Но это было только начало. Я воровала до двенадцати лет. В школе — ручки, перья, тетрадки. В гостях — сахар, конфеты, печенье. Все копила на «черный день». В укромном месте я прятала свои запасы. Старые съедала, а новыми пополняла. А потом в одно прекрасное утро все кончилось. Желание воровать исчезло навсегда. Даже как-то скучно стало...

Я всегда долго «созреваю». А потом вдруг — раз! И полная ясность. Точное решение проблемы.

Так и в работе над ролью. Сначала тупик и полная паника. Внутри сам собой происходит процесс «созревания». Я думаю в это время совсем о другом, вдруг неожиданный просвет. Ага! Есть! Знаю, какая «она»! Знаю, как я ее поведу...

Так и в дружбе. Со мной много можно «экспериментировать» — подводить, обманывать, крутить, вертеть. Я все терплю, терплю, жду, надеюсь... А потом — раз! И все! Внутри все пусто, все сгорело. И нет больше такой подруги.    

 А особенно болезненно было в любви. Уж тут-то я почти всегда оставалась сидеть в пепле    на развалинах. Всегда сильно мучилась, отдавая этому чувству невосполнимые силы. Максимально «приносила», но и максимально требовала. Выдержать меня, мой этот «максимализм», — трудно, что там говорить... Мне хотелось всегда любить только одного человека.

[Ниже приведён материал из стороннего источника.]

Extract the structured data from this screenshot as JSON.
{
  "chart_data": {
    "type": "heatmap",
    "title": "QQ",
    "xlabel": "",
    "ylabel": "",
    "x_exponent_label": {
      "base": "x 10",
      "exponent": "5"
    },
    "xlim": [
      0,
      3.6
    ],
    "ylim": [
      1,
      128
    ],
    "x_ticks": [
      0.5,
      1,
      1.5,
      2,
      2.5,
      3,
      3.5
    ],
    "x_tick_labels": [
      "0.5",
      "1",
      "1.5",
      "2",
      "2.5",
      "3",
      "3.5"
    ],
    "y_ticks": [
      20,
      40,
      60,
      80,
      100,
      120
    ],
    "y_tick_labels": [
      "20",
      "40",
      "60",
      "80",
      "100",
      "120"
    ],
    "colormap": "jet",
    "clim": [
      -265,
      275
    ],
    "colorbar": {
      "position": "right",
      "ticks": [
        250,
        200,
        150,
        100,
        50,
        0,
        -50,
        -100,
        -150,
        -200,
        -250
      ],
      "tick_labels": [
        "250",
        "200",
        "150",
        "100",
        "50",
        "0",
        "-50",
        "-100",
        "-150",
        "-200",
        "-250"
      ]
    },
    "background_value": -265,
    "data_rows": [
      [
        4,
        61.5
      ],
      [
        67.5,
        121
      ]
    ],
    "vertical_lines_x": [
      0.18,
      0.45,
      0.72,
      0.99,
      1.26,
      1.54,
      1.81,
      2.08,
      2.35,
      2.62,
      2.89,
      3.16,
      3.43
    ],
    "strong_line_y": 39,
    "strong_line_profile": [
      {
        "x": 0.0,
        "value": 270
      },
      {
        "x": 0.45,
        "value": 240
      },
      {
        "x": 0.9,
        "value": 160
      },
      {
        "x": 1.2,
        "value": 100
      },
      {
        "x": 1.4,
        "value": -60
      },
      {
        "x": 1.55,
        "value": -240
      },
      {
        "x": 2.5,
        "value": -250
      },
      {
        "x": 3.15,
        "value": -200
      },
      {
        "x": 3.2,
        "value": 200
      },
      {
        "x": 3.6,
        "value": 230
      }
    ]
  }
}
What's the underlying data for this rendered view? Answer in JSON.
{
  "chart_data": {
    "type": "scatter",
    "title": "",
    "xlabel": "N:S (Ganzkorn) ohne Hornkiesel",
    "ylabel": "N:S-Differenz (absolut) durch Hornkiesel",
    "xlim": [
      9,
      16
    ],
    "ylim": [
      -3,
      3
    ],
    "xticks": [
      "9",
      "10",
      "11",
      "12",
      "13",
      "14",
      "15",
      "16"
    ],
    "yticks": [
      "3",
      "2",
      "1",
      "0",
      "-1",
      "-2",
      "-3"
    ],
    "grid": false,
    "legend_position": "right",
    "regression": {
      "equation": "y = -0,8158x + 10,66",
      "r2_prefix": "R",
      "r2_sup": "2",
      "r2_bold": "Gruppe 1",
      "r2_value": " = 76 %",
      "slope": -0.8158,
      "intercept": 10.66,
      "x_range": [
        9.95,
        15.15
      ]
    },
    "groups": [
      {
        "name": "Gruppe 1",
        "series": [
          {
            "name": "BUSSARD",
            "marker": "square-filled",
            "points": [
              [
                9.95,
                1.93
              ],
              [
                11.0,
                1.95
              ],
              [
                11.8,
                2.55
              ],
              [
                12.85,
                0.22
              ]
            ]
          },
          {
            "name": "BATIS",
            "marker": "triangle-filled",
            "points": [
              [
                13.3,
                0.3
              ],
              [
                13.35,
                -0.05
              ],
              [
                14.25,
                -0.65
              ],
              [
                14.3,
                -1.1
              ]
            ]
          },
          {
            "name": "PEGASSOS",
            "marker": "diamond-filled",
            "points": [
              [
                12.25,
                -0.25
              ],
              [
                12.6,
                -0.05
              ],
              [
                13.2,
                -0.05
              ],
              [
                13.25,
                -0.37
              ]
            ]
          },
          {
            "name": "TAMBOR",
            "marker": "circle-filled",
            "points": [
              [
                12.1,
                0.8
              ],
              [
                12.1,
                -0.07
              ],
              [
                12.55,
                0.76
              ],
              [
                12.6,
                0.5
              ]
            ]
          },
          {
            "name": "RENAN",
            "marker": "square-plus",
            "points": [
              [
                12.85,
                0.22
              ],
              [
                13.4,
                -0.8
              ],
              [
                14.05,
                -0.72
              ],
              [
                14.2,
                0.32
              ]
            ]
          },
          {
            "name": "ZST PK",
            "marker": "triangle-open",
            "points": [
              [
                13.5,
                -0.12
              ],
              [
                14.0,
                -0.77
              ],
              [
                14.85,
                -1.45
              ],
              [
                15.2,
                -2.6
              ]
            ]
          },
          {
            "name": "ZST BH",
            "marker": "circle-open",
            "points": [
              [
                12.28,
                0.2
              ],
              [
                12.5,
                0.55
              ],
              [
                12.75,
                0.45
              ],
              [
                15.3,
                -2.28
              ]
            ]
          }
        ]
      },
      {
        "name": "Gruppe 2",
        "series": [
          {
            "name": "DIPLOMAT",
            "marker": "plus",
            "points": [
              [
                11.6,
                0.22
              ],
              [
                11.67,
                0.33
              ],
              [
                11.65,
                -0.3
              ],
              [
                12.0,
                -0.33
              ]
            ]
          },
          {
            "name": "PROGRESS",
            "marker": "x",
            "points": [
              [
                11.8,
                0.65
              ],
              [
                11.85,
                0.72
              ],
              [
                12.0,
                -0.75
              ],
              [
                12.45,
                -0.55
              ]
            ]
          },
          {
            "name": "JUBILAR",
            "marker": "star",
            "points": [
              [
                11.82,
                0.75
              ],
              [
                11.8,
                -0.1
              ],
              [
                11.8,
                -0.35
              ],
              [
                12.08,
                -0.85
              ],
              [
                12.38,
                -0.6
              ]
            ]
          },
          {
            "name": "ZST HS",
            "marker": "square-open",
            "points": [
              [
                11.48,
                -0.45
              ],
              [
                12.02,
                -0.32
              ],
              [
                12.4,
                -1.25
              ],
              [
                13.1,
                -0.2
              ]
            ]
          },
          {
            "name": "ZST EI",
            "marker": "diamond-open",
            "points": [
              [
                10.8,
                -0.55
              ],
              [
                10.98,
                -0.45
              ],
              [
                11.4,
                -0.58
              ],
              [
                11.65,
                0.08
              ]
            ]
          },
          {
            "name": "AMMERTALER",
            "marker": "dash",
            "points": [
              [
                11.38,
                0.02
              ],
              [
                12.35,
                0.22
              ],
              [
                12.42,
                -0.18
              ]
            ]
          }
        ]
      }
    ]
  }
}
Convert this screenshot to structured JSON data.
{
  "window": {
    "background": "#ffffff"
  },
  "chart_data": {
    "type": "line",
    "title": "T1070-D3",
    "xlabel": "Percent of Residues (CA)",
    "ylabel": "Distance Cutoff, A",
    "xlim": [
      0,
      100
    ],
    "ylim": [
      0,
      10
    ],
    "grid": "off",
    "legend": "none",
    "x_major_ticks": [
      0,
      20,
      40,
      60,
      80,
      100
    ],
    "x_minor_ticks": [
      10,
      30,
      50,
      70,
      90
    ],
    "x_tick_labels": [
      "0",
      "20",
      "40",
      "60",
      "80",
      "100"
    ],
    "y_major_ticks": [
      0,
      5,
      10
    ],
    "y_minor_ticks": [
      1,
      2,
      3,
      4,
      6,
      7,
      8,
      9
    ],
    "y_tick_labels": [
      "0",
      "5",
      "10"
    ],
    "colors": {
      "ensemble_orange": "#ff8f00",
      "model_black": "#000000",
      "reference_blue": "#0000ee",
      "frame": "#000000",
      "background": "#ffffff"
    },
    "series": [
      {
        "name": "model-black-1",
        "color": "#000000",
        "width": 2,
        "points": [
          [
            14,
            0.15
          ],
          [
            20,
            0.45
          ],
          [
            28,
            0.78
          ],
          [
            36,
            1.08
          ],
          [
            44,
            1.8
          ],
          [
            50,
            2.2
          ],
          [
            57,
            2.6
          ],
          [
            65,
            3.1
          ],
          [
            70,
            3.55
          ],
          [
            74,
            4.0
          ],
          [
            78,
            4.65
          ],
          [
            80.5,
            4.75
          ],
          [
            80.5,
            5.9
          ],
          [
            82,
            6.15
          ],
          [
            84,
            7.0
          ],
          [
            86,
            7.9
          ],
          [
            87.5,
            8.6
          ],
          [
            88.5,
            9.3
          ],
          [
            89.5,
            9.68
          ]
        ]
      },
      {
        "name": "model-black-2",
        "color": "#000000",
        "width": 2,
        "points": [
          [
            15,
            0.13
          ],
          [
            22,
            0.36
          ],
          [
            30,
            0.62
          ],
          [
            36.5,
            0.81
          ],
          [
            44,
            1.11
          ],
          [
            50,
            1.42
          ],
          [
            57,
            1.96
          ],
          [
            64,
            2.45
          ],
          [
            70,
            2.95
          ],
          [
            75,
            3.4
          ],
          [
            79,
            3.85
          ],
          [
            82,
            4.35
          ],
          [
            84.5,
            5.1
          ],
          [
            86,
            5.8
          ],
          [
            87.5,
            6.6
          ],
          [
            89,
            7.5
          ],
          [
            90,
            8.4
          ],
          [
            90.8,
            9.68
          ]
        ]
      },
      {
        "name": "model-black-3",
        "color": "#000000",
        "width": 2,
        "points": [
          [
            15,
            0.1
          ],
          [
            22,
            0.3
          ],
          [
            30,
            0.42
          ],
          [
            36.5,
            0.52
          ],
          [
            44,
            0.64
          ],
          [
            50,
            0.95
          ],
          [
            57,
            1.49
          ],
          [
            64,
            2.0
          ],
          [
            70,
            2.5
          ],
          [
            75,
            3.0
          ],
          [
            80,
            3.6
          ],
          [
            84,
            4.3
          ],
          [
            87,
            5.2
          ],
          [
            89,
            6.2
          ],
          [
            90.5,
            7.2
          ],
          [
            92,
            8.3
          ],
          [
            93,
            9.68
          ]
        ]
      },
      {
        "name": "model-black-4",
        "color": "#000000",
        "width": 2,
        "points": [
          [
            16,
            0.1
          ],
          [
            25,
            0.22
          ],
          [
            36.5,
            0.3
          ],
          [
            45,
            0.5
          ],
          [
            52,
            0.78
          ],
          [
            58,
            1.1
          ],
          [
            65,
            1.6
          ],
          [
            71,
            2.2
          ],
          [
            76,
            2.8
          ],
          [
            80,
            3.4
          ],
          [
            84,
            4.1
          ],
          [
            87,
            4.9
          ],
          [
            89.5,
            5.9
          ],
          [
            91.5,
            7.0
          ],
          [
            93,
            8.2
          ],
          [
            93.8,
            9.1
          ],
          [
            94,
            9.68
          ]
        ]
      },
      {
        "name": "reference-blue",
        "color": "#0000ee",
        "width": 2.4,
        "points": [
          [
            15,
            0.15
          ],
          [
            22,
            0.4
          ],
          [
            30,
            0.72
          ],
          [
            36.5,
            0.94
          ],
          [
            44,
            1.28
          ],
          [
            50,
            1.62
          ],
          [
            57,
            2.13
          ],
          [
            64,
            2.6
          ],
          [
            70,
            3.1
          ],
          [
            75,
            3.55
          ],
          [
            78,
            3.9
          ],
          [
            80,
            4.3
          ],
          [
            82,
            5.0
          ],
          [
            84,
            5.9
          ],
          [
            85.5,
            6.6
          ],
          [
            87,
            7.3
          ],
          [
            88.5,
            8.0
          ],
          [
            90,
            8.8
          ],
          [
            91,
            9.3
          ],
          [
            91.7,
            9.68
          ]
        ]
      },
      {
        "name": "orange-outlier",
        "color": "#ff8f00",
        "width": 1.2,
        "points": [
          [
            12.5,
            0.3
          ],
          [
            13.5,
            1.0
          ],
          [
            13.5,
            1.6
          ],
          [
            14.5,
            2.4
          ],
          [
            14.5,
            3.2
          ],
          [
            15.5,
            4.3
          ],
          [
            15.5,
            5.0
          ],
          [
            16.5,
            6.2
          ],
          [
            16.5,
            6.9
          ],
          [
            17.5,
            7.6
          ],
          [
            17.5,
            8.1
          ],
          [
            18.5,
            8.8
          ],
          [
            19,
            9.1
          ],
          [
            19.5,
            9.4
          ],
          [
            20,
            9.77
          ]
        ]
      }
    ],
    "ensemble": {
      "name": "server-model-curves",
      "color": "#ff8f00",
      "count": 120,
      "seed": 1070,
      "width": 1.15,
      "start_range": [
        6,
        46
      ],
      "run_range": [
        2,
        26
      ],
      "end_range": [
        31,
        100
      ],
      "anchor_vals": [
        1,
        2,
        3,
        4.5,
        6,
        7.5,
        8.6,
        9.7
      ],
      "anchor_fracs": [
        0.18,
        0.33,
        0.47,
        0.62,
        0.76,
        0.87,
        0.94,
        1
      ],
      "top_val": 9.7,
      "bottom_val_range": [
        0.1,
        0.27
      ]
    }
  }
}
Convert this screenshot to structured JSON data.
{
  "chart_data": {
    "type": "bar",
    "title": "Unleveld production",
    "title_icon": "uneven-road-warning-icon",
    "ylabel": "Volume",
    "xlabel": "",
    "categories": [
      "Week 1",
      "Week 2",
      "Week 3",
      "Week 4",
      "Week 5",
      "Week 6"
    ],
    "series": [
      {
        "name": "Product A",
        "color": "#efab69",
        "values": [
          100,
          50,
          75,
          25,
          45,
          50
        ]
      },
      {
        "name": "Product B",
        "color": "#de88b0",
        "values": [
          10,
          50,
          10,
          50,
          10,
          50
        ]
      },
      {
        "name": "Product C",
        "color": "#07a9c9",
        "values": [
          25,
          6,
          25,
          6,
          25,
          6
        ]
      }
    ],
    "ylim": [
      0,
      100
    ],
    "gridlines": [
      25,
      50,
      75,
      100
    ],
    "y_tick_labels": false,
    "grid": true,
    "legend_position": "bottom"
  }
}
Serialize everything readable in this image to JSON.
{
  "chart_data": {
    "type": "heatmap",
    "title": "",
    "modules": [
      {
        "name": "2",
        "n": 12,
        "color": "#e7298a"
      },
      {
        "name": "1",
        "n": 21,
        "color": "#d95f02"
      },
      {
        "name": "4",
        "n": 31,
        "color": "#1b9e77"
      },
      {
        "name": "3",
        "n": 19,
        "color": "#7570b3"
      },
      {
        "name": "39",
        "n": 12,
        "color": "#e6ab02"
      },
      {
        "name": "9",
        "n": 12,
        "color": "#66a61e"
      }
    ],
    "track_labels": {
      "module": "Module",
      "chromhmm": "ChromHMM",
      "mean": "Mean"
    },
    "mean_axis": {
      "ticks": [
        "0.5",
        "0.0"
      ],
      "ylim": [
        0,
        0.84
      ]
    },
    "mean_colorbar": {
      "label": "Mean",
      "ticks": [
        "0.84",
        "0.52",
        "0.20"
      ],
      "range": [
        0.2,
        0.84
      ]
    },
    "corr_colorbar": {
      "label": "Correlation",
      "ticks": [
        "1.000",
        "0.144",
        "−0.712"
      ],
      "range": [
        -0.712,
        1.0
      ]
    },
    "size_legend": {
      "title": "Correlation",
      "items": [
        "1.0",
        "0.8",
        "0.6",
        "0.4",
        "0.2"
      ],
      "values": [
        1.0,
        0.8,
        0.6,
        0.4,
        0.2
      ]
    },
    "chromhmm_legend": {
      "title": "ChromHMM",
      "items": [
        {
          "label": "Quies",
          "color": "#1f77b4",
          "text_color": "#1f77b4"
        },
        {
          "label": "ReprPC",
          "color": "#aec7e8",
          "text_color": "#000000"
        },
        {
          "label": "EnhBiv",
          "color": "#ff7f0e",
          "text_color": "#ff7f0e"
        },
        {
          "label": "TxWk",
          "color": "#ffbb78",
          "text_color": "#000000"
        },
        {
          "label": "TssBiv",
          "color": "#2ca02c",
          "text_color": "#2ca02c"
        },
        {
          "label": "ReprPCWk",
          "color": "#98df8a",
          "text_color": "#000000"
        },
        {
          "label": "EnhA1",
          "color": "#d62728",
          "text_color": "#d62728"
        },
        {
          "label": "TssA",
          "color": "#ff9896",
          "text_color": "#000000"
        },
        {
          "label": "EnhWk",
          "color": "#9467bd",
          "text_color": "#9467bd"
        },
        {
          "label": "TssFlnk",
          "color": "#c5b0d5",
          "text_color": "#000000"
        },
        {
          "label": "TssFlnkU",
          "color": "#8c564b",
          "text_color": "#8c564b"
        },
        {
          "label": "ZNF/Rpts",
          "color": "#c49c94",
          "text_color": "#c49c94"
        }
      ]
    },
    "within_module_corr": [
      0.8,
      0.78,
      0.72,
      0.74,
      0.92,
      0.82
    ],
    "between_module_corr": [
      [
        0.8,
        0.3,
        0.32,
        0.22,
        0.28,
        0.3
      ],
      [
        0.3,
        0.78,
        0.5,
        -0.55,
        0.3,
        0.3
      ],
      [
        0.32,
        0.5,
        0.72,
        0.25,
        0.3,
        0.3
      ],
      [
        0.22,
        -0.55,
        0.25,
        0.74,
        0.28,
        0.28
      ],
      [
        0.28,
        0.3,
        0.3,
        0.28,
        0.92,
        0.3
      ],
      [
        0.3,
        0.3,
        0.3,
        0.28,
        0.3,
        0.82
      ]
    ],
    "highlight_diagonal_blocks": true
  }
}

 Теперь жалко огромного заряда энергии, растраченного впустую. Но мой папа говорил — «жисть есь жисть, моя детка». Все правильно. Я это постигала на своем опыте, не внимая ничьим советам, какими бы они мудрыми ни были.

БЕЗ «ДЕЛА»

На базар меня мама больше не пускала. А внизу, как назло, свистели мне мои друзья. Я предлагала маме все услуги, вела себя так образцово, что это требовало какой-нибудь награды. Но мама хитрая. Она делала вид, что ничего не замечает.

А уж если выдавалось вырваться!!! Ух! Я летела на базар, в условных местах находила ребят... и — будь что будет! Не убьет ведь, правда? — и гуляла до вечера. Мы купались в Лопани, строили планы — на кого бы «навострить лыжи»? 

А дома — экзекуция. Но что меня особенно поражало! — мама безошибочно узнавала, что мы купались в Лопани. Курточка сухая, шаровары сухие, голова и трусы, а она знает, что я купалась в Лопани.

—  Я тебе запретила влезать в эту грязную воду.

—   Мамочка, дорогая, честное слово! Я не купалась, — говорила я, глядя на нее открытыми и честными глазами.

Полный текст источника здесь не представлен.